I don’t know what it is.  I’ve been complaining for a while now about being busy and I just can’t seem to shake it.  In fact it only seems to get worse every week.  I’m on my second straight week in Redmond this week – family’s not happy about that 🙂  I’ve been trying to figure out what is taking so much of my time.  I think it’s many things.  In the last 2 months I’ve spent an inordinate amount of time reviewing progress across all of VS/VSTS2010/.NET4.0 trying to understand the project state and help determine the Beta 1 release schedule and estimate the Beta 2 and RTM schedule.  The other “new” thing that’s been taking up time is work beginning to plan our next release (no code name – we’ll probably call it something boring like VS11 :)).  We had our first leadership offsite on the topic last month and spent 2.5 days with our MVPs talking about it this week.  Other than that it’s same-old same-old: Talk with customers, manage development, play with the product, work with partners, … So, this is the first post in quite a while.  I’m committed to getting back into my cadence of 10-15 a month but I’m not sure exactly when that will be.  At least I’m mostly keeping up with blog comments and answering people’s questions 🙂  This is going to be a recap of a bunch of miscellaneous news (some of it kind of old – sorry about that).

  1. Martin Danner has published a new CodePlex project called Team Foundation Adapters.  It is a set of mock objects to help with unit testing TFS extensions.
  2. CHOULANT Noham has published an update to his Codeplex project of TFS PowerShell extensions.  We are talking with him about how it might be possible to take his work as contributions and combine it with the TFS Power Tools PowerShell commandlets.  Obviously there are lots of challenges there but if we could do that it would be a first for us and very unusual for Microsoft.  We’ll see where it leads us.
  3. Mohammed Alam has published a new tool that enables email notifications when load tests complete.  These notifications include the load test results.

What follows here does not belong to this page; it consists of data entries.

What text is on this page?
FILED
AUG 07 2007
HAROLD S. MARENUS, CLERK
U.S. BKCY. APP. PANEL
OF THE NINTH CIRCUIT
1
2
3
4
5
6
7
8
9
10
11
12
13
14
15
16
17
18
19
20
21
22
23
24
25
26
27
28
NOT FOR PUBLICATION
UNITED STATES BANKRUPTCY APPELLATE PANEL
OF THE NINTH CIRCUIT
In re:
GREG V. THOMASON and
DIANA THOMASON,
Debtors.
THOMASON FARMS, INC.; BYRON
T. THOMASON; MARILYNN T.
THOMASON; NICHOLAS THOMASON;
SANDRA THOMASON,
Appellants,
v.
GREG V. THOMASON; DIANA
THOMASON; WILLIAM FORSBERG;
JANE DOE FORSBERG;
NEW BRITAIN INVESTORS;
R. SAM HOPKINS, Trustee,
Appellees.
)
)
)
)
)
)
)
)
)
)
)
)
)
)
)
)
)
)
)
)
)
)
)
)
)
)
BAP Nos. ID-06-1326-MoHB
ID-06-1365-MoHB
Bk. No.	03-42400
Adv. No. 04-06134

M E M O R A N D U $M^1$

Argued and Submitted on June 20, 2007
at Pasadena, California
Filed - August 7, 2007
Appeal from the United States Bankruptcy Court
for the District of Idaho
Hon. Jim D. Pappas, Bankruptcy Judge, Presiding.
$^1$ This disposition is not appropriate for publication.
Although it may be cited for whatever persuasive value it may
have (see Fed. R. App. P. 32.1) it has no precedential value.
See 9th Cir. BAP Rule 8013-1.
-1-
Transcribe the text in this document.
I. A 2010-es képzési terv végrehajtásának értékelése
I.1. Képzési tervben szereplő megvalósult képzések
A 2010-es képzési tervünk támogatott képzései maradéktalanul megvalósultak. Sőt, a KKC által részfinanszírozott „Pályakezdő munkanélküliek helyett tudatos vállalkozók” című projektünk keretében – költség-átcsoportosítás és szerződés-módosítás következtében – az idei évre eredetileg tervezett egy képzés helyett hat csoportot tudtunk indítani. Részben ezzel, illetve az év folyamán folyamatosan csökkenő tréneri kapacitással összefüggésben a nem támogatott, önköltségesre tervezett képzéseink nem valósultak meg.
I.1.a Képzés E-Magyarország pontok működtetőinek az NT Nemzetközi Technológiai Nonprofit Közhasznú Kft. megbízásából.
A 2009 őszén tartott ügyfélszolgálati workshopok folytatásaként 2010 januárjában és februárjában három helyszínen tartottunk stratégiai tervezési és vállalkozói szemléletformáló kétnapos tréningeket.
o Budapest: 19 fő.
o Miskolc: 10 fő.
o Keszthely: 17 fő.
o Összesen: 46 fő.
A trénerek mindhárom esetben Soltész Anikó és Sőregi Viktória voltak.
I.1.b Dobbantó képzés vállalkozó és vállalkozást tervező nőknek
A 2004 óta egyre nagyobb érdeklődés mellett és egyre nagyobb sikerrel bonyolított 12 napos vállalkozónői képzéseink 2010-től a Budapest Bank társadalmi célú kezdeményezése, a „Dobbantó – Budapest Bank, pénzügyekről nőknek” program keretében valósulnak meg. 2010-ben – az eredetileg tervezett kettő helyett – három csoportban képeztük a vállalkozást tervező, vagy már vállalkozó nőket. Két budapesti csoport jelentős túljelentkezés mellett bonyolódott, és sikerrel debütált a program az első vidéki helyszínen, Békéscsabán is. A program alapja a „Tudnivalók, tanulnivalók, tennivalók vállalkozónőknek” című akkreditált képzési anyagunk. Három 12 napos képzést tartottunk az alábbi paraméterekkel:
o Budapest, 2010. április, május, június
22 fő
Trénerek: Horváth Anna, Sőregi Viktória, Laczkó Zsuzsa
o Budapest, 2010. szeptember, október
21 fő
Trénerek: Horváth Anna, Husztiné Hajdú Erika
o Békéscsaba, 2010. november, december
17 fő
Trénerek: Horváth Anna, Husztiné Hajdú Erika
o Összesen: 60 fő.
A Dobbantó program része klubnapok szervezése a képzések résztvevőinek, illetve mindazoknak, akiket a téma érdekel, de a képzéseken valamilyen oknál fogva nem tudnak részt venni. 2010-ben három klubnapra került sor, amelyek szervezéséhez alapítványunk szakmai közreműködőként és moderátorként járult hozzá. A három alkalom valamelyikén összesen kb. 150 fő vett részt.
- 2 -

  4. The TFS Admin tool on CodePlex has proved to be a VERY valuable resource for people.  Unfortunately it has been slowly atrophying from lack of attention.  The TFS team has been so busy getting TFS 2010 ready for Beta 1 we just haven’t had time to think about it.  Thankfully, at the MVP summit this week, Michael Ruminer volunteer to drive a community effort to refresh the tool.  The most pressing need is to make it work when TFS is installed on Windows 2008.  However, he’d like to do more.  So, if you have requests, please go to the CodePlex project and register your suggestions.
  5. Over the past year or so, Microsoft has been developing a standard baseline TFS process template for Microsoft product teams to use.  It is designed to capture many of our processes and practices and prevent teams from having to reinvent them.  It is called the Microsoft Process Template (or MPT for short).  With the help of Ed Blankenship (another of our devout MVPs) we have published the template on CodePlex for anyone to see/use.  Now, a word of caution…  This not your standard “Agile” process template.  I actually suspect few people will want to use it directly.  It is very customized to processes we use to ship very large projects with thousands of people.  Many of you will find it too heavy weight.  However, it is, at a minimum, interesting.  And with luck, you may find some stuff in there that will give you some ideas on things you might do with your own processes.  You can read more about it on Ed’s blog here: http://www.edsquared.com/2009/02/27/Microsoft+Process+Template.aspx
  6. The Microsoft TFS support team has created a blog to share information about troubleshooting and fixing issues with TFS.  As they learn things through support interactions with customers they write about it in their blog.  It’s a useful resource for helping you understand TFS better: http://blogs.msdn.com/dstfs/
  7. A couple of weeks ago, we announced a partnership with Quest Software to provide support for Oracle using the Team System Development/Database Edition tools.  You can read more about it here: http://www.microsoft.com/presspass/features/2009/feb09/02-24ZanderQA.mspx or here http://blogs.msdn.com/dseven/archive/2009/02/24/oracle-support-announced-for-visual-studio-team-system-2010-development.aspx
  8. Notion Solutions, one of our best services partners, recently entered the Team System add-on space by releasing “Notion Tools for Team System v1.0”.  The include Notion Timesheet, Notion Work Organizer, Notion Work Planner and Notion Work Item Controls.

That’s all I can find in my inbox from the past few weeks but I’m sure I’ve missed something.  I’ll try not to let so much build up again.